Presidente Lula se reúne com ministros e sociedade civil para debater o impacto das bets no Brasil.
(Imagem: Antônio Cruz/Agência Brasil)
O escoamento silencioso de R$ 62,5 bilhões do orçamento das famílias brasileiras para o mercado das apostas online, as chamadas bets, empurrou o governo federal para uma encruzilhada regulatória. Diante de relatos alarmantes de endividamento extremo, ruína familiar e pressão sobre o comércio nacional, o presidente Luiz Inácio Lula da Silva sinalizou que uma decisão drástica e definitiva sobre o setor deve ser tomada nos próximos dias.
A movimentação ocorre após uma rodada de conversas com representantes da sociedade civil no Palácio do Planalto.
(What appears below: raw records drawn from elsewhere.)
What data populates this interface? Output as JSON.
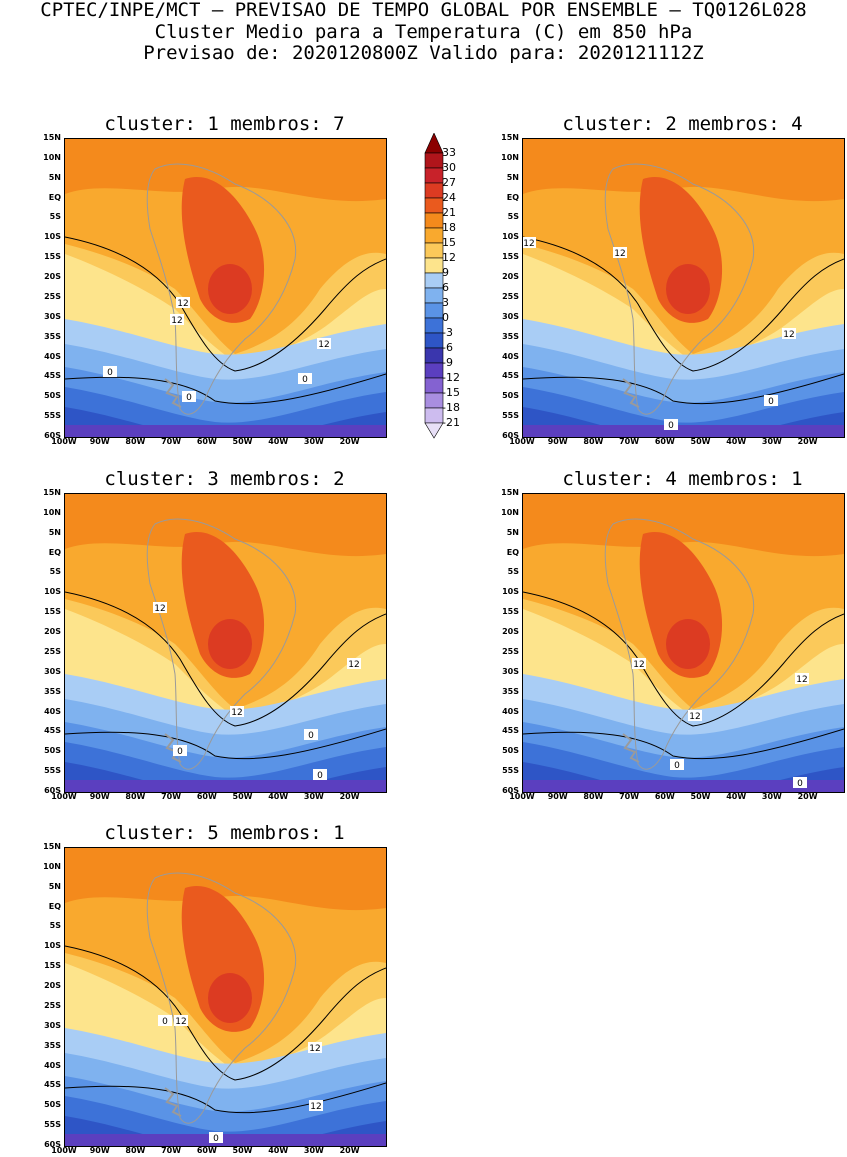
{
  "header": {
    "line1": "CPTEC/INPE/MCT – PREVISAO DE TEMPO GLOBAL POR ENSEMBLE – TQ0126L028",
    "line2": "Cluster Medio para a Temperatura (C) em 850 hPa",
    "line3": "Previsao de: 2020120800Z   Valido para: 2020121112Z"
  },
  "axes": {
    "lat_labels": [
      "15N",
      "10N",
      "5N",
      "EQ",
      "5S",
      "10S",
      "15S",
      "20S",
      "25S",
      "30S",
      "35S",
      "40S",
      "45S",
      "50S",
      "55S",
      "60S"
    ],
    "lon_labels": [
      "100W",
      "90W",
      "80W",
      "70W",
      "60W",
      "50W",
      "40W",
      "30W",
      "20W"
    ]
  },
  "colorbar": {
    "levels": [
      "33",
      "30",
      "27",
      "24",
      "21",
      "18",
      "15",
      "12",
      "9",
      "6",
      "3",
      "0",
      "-3",
      "-6",
      "-9",
      "-12",
      "-15",
      "-18",
      "-21"
    ],
    "colors": [
      "#8b0000",
      "#b0151b",
      "#c8222a",
      "#dc3b22",
      "#ea5a1e",
      "#f48a1c",
      "#f9a92e",
      "#fbc95a",
      "#fde48c",
      "#a9cdf5",
      "#7fb2ef",
      "#5a93e6",
      "#3d72d8",
      "#2e55c6",
      "#3a36ad",
      "#5b3fbf",
      "#8462d1",
      "#a98ee0",
      "#cdbcef",
      "#e8e0f7"
    ]
  },
  "panels": [
    {
      "title": "cluster: 1   membros: 7",
      "contour_labels": [
        "12",
        "12",
        "12",
        "0",
        "0",
        "0"
      ]
    },
    {
      "title": "cluster: 2   membros: 4",
      "contour_labels": [
        "12",
        "12",
        "12",
        "0",
        "0"
      ]
    },
    {
      "title": "cluster: 3   membros: 2",
      "contour_labels": [
        "12",
        "12",
        "12",
        "0",
        "0",
        "0"
      ]
    },
    {
      "title": "cluster: 4   membros: 1",
      "contour_labels": [
        "12",
        "12",
        "12",
        "0",
        "0"
      ]
    },
    {
      "title": "cluster: 5   membros: 1",
      "contour_labels": [
        "12",
        "12",
        "12",
        "0",
        "0"
      ]
    }
  ],
  "palette": {
    "warm_bg": "#f9a92e",
    "warm2": "#f48a1c",
    "hot": "#ea5a1e",
    "hotter": "#dc3b22",
    "yellow": "#fbc95a",
    "paleyellow": "#fde48c",
    "lightblue": "#a9cdf5",
    "blue1": "#7fb2ef",
    "blue2": "#5a93e6",
    "blue3": "#3d72d8",
    "blue4": "#2e55c6",
    "purple": "#5b3fbf",
    "border_gray": "#9a9a9a"
  }
}
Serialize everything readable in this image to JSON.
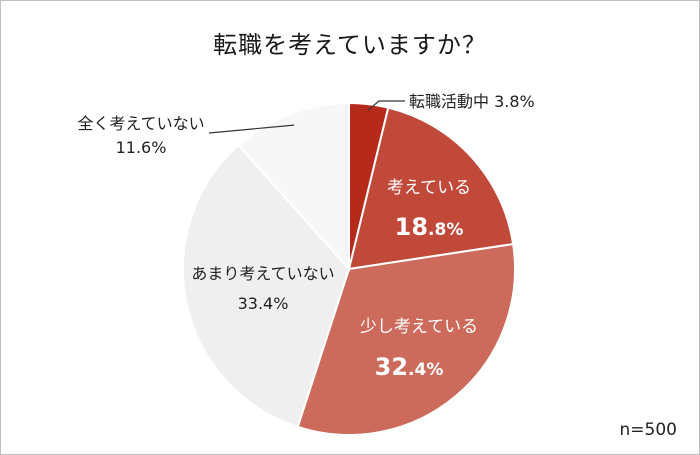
{
  "chart_data": {
    "type": "pie",
    "title": "転職を考えていますか？",
    "sample_size": "n=500",
    "slices": [
      {
        "label": "転職活動中",
        "value_text": "3.8%",
        "value": 3.8,
        "color": "#b52a1a",
        "label_color": "#222222"
      },
      {
        "label": "考えている",
        "value_text": "18.8%",
        "value_main": "18",
        "value_suffix": ".8%",
        "value": 18.8,
        "color": "#c0493a",
        "label_color": "#ffffff"
      },
      {
        "label": "少し考えている",
        "value_text": "32.4%",
        "value_main": "32",
        "value_suffix": ".4%",
        "value": 32.4,
        "color": "#cc6a5c",
        "label_color": "#ffffff"
      },
      {
        "label": "あまり考えていない",
        "value_text": "33.4%",
        "value": 33.4,
        "color": "#efefef",
        "label_color": "#222222"
      },
      {
        "label": "全く考えていない",
        "value_text": "11.6%",
        "value": 11.6,
        "color": "#f7f7f7",
        "label_color": "#222222"
      }
    ],
    "start_angle": "12 o'clock",
    "direction": "clockwise"
  }
}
O objetivo do encontro foi mensurar a profundidade de uma crise que já não se limita aos dados macroeconômicos, mas que corrói o tecido social do país.
Na prática, a regulamentação aprovada anteriormente parece ter se mostrado insuficiente diante da velocidade com que as plataformas se espalharam, impulsionadas por campanhas publicitárias agressivas estreladas por celebridades.
O que muda na prática com a ofensiva do governo
Lula demonstrou forte inclinação a adotar medidas rigorosas caso os mecanismos de controle atuais não consigam conter os danos sociais. Durante a reunião, o presidente admitiu que a tentativa de regulamentação esbarra na existência de milhares de plataformas clandestinas e na forte influência cultural que as apostas exercem hoje sobre a população.
A criação de uma secretaria extraordinária focada exclusivamente no combate às apostas ilegais foi uma das propostas levadas ao Planalto por entidades civis e de defesa do consumidor. Para o governo, conter a proliferação das mais de 60 mil plataformas irregulares que operam à margem da fiscalização tornou-se uma questão de segurança nacional e soberania financeira.
Como o vício em apostas sobrecarrega a saúde pública
Mas o impacto vai muito além das finanças familiares. A dependência psicológica dos jogos de azar online já reflete um colapso silencioso na saúde pública. O ministro da Saúde, Alexandre Padilha, apresentou dados impressionantes sobre a demanda por tratamento contra a ludopatia.
O Sistema Único de Saúde (SUS) registrou um salto vertiginoso: de uma estimativa inicial de 600 atendimentos mensais para dependentes de jogos, o volume disparou para 100 mil acolhimentos ao mês. Surpreendentemente, embora a prevalência de apostadores masculinos seja maior, 55% de quem busca ajuda médica formal são mulheres.
Diante desse cenário, o Brasil tenta liderar uma resposta internacional na Organização Mundial de Saúde (OMS), desenhando em parceria com o Canadá e a Espanha uma resolução global para tratar o vício em apostas eletrônicas como prioridade clínica.
O tamanho do rombo bilionário nas finanças brasileiras
E é aqui que está o ponto central do debate econômico: o montante líquido perdido pelas famílias brasileiras — a diferença entre o que foi apostado e o que retornou em prêmios, alcançou a impressionante marca de R$ 62,5 bilhões entre o final de 2024 e o início de 2026. Esse valor representa uma média de R$ 4,7 bilhões drenados mensalmente do consumo básico, afetando diretamente as vendas do comércio varejista e elevando os índices de inadimplência.
O volume astronômico de dinheiro transacionado por meio do Pix, que superou R$ 351 bilhões no período analisado acendeu o alerta máximo na equipe econômica do governo, que teme um enfraquecimento persistente do poder de compra da população.
No fim das contas, a decisão que o governo Lula se prepara para tomar carrega um peso histórico. Ela ditará se o país caminhará para uma restrição extrema aos moldes europeus ou se tentará um bloqueio financeiro drástico sobre as transações bancárias direcionadas às plataformas irregulares.